Just 4.1 percent of exiting apartments were vacant in the second quarter of 2020. That’s only a fraction of a percentage point higher than 3.9 percent the year before, according to Moody's Analytics REIS. In contrast, new apartments were 35.8 percent vacant in the second quarter of 2020, up from 33.4 percent the year before, according to the firm.
“Vacancy rates increased more in new properties than in existing properties,” says Barbara Byrne Denham, senior economist at Moody's Analytics REIS.
The crisis has been especially difficult in the downtown areas in the top six apartments markets including New York City and San Francisco. These are some of the places where developers had been most eager to build new luxury apartments. The ones performing better include units with outdoor space, but that's not something that's usually available on all units.
“The pandemic is pushing people out of the urban cores of the five or six top urban centers,” says John Sebree, senior vice president and national director of Marcus & Millichap's Multi Housing Division, working in the firm's Chicago office.
In response, property managers are offering months of free rent to potential residents. “If you are leasing up a property you are going to offer the very nice concessions,” says Jeanette Rice, Americas head of multifamily research for CBRE.
These concessions are deepest in top downtowns. For example, new apartment projects in Manhattan might offer as much as two or three months of free rent to attract renters, according to Davis. In contrast, a new property in Westchester County, outside of New York City, might offer just one month. These renters shopping in the suburbs seem to be interested in renting larger apartments at lower prices than they were able to find in the most expensive downtown areas.
“There is a preference for space right now,” says Davis. “Uncertain about their income, renters would like a lower price.”
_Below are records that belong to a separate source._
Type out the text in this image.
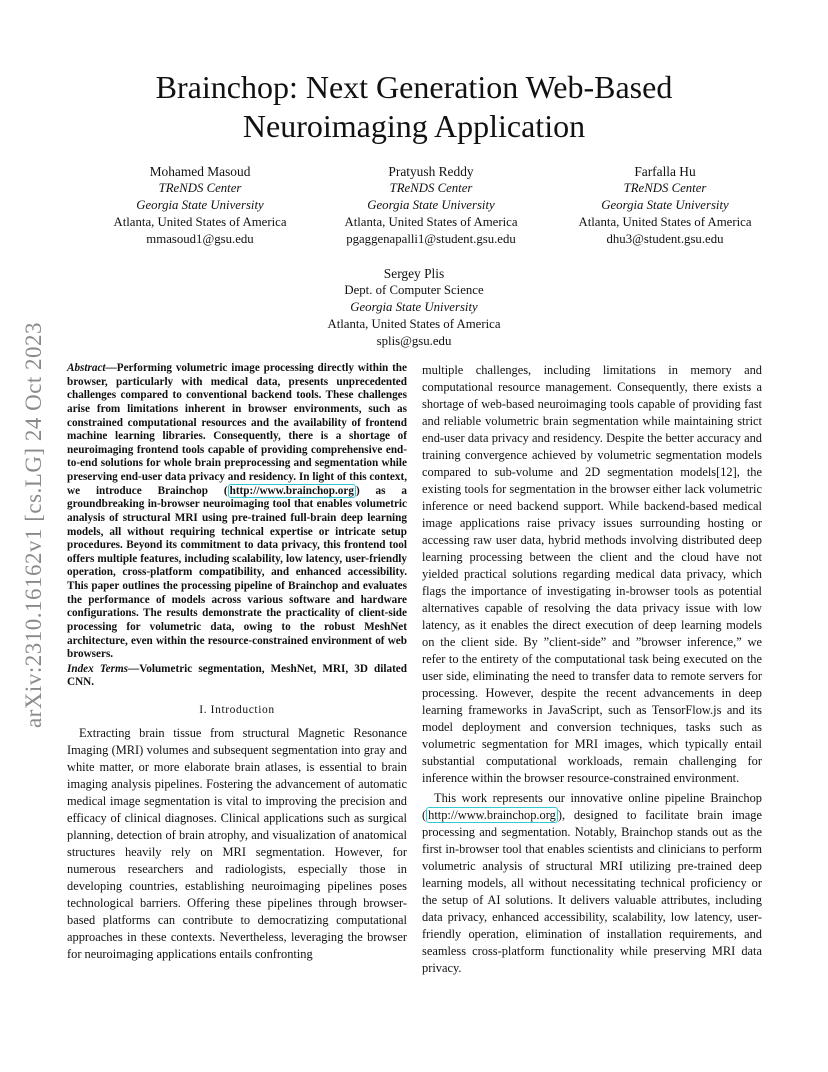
arXiv:2310.16162v1 [cs.LG] 24 Oct 2023
Brainchop: Next Generation Web-Based
Neuroimaging Application
Mohamed Masoud
TReNDS Center
Georgia State University
Atlanta, United States of America
mmasoud1@gsu.edu
Pratyush Reddy
TReNDS Center
Georgia State University
Atlanta, United States of America
pgaggenapalli1@student.gsu.edu
Farfalla Hu
TReNDS Center
Georgia State University
Atlanta, United States of America
dhu3@student.gsu.edu
Sergey Plis
Dept. of Computer Science
Georgia State University
Atlanta, United States of America
splis@gsu.edu
Abstract—Performing volumetric image processing directly within the browser, particularly with medical data, presents unprecedented challenges compared to conventional backend tools. These challenges arise from limitations inherent in browser environments, such as constrained computational resources and the availability of frontend machine learning libraries. Consequently, there is a shortage of neuroimaging frontend tools capable of providing comprehensive end-to-end solutions for whole brain preprocessing and segmentation while preserving end-user data privacy and residency. In light of this context, we introduce Brainchop ( http://www.brainchop.org ) as a groundbreaking in-browser neuroimaging tool that enables volumetric analysis of structural MRI using pre-trained full-brain deep learning models, all without requiring technical expertise or intricate setup procedures. Beyond its commitment to data privacy, this frontend tool offers multiple features, including scalability, low latency, user-friendly operation, cross-platform compatibility, and enhanced accessibility. This paper outlines the processing pipeline of Brainchop and evaluates the performance of models across various software and hardware configurations. The results demonstrate the practicality of client-side processing for volumetric data, owing to the robust MeshNet architecture, even within the resource-constrained environment of web browsers.
Index Terms—Volumetric segmentation, MeshNet, MRI, 3D dilated CNN.
I. Introduction
Extracting brain tissue from structural Magnetic Resonance Imaging (MRI) volumes and subsequent segmentation into gray and white matter, or more elaborate brain atlases, is essential to brain imaging analysis pipelines. Fostering the advancement of automatic medical image segmentation is vital to improving the precision and efficacy of clinical diagnoses. Clinical applications such as surgical planning, detection of brain atrophy, and visualization of anatomical structures heavily rely on MRI segmentation. However, for numerous researchers and radiologists, especially those in developing countries, establishing neuroimaging pipelines poses technological barriers. Offering these pipelines through browser-based platforms can contribute to democratizing computational approaches in these contexts. Nevertheless, leveraging the browser for neuroimaging applications entails confronting
multiple challenges, including limitations in memory and computational resource management. Consequently, there exists a shortage of web-based neuroimaging tools capable of providing fast and reliable volumetric brain segmentation while maintaining strict end-user data privacy and residency. Despite the better accuracy and training convergence achieved by volumetric segmentation models compared to sub-volume and 2D segmentation models[12], the existing tools for segmentation in the browser either lack volumetric inference or need backend support. While backend-based medical image applications raise privacy issues surrounding hosting or accessing raw user data, hybrid methods involving distributed deep learning processing between the client and the cloud have not yielded practical solutions regarding medical data privacy, which flags the importance of investigating in-browser tools as potential alternatives capable of resolving the data privacy issue with low latency, as it enables the direct execution of deep learning models on the client side. By ”client-side” and ”browser inference,” we refer to the entirety of the computational task being executed on the user side, eliminating the need to transfer data to remote servers for processing. However, despite the recent advancements in deep learning frameworks in JavaScript, such as TensorFlow.js and its model deployment and conversion techniques, tasks such as volumetric segmentation for MRI images, which typically entail substantial computational workloads, remain challenging for inference within the browser resource-constrained environment.
This work represents our innovative online pipeline Brainchop ( http://www.brainchop.org ), designed to facilitate brain image processing and segmentation. Notably, Brainchop stands out as the first in-browser tool that enables scientists and clinicians to perform volumetric analysis of structural MRI utilizing pre-trained deep learning models, all without necessitating technical proficiency or the setup of AI solutions. It delivers valuable attributes, including data privacy, enhanced accessibility, scalability, low latency, user-friendly operation, elimination of installation requirements, and seamless cross-platform functionality while preserving MRI data privacy.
New developments are not suffering as badly in every downtown. In many smaller, less expensive cities, new apartment buildings downtown are renting almost as well as new apartments in the suburbs. “In downtown Columbus, for example, they are doing well,” says Davis. “But I don’t think they are doing as well as suburban areas.”
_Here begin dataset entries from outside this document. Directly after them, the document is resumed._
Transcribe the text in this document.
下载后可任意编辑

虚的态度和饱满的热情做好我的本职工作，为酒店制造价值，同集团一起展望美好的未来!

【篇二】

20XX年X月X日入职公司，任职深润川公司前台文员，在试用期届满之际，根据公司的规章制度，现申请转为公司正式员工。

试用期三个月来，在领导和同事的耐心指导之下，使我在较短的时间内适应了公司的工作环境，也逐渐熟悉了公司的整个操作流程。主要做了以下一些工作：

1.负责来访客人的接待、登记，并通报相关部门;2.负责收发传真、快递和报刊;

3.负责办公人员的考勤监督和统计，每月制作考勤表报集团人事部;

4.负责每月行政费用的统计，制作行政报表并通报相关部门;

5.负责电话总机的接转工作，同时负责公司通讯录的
Overall, demand for apartments in urban areas overall is roughly 60 percent as strong as it was before the COVID-19 pandemic. Demand for apartments in suburban areas has been much less damaged by the pandemic. It between 70 percent and as 90 percent of what it was before the crisis, according to Davis.
“Product in the suburbs is leasing up at around the same rate as product in cities, but this is a change in that the suburbs normally lease up slower than urban product,” says Andrew Rybczynski, senior consultant at CoStar Portfolio Strategy.
“Merchant builders who have opened properties in secondary markets and suburban locations are meeting their pro forma objectives,” says Sebree.